Short-term effects of alcohol

Temporary effects while drinking alcohol (or shortly after) can include:

  • Lowered inhibitions.
  • Impulsive behaviour.
  • Slowed or slurred speech.
  • Nausea, vomiting and or diarrhoea.
  • Feelings of relaxation or drowsiness.
  • A sense of euphoria or giddiness.
  • Changes in mood.
  • Changes in hearing, vision and perception.
  • Loss of coordination.
  • Trouble focusing or making decisions.
  • Loss of consciousness or gaps in memory (often called a blackout).

Some of these effects, might show up quickly after just one drink, and others, may develop after a few drinks.

Dehydration-related effects, like nausea, headache, and dizziness, might not appear for a few hours, and they can also depend on what you drink, how much you drink and if you also drink water.

These effects might not last very long, but that doesn’t make them insignificant.  Impulsiveness, loss of coordination and changes in mood can affect your judgment and behaviour and contribute to more far-reaching effects, including accidents, injuries and decisions you later regret.

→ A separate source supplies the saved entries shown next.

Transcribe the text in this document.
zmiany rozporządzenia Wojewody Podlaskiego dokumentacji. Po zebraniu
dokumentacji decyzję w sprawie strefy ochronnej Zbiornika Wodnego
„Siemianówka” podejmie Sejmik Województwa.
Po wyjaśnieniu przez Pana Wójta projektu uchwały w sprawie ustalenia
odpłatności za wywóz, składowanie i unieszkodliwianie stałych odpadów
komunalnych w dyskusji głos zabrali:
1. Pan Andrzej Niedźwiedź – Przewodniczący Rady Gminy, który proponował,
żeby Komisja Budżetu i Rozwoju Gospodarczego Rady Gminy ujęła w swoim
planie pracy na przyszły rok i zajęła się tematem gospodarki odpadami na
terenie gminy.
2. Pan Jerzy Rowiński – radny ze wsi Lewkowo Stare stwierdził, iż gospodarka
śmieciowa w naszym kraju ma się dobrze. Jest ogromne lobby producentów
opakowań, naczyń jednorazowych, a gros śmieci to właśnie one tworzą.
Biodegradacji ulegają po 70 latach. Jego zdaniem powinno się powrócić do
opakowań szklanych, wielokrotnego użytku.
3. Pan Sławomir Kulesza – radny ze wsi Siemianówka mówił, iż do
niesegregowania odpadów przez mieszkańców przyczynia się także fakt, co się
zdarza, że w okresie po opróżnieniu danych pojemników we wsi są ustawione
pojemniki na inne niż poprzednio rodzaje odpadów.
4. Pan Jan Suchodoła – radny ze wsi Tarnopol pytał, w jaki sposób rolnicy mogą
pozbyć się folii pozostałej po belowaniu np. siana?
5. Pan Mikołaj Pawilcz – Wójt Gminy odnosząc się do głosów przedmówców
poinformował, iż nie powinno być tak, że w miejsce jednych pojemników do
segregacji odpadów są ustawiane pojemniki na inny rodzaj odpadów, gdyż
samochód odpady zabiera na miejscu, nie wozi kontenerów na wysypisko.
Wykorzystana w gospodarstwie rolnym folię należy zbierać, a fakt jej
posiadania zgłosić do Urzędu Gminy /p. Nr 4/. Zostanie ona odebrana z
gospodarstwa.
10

Long-term effects of alcohol

Alcohol use can also lead to more lasting concerns.  Some long-term effects of frequently drinking alcohol can include:

  • Persistent changes in mood, including anxiety and irritability.
  • Insomnia and other sleep concerns.
  • A weakened immune system, meaning you might get sick more often.
  • Changes in libido and sexual function.
  • Changes in appetite and weight.
  • Problems with memory and concentration.
  • Difficulty focusing on tasks.
  • Increased tension and conflict in relationships.

Alcohol safety tips

There’s no entirely safe way to consume alcohol, but if you choose to drink, these tips can help reduce some risks:

  • Make sure you eat. Avoid drinking on an empty stomach to avoid becoming intoxicated too fast.  Eating a nutritious meal before drinking alcohol can help you avoid a hangover or getting too drunk.  Foods high in protein and healthy fats can help slow alcohol absorption.  Foods rich in potassium and electrolytes can help with the after effects of dehydration.
  • Drink plenty of water. For every standard drink you consume aim to have a glass of water.
  • Don’t drink too fast. Drink slowly to give your body plenty of time to process the alcohol.  Your body can usually only process one standard drink per hour.
  • Don’t drink and drive. Never drive while intoxicated.  Even if you feel like you’ve sobered up, you may still have alcohol in your system that can affect your reaction time.
  • Don’t mix with other substances. Mixing alcohol with caffeine can hide the depressant effects of alcohol, making you drink more than you might otherwise.  Drinking coffee or an energy drink to “sober up” may make you feel more awake, but it may also make you more inclined to make the mistake of trying to drive while under the influence.  Combining alcohol with other drugs can also have adverse effects.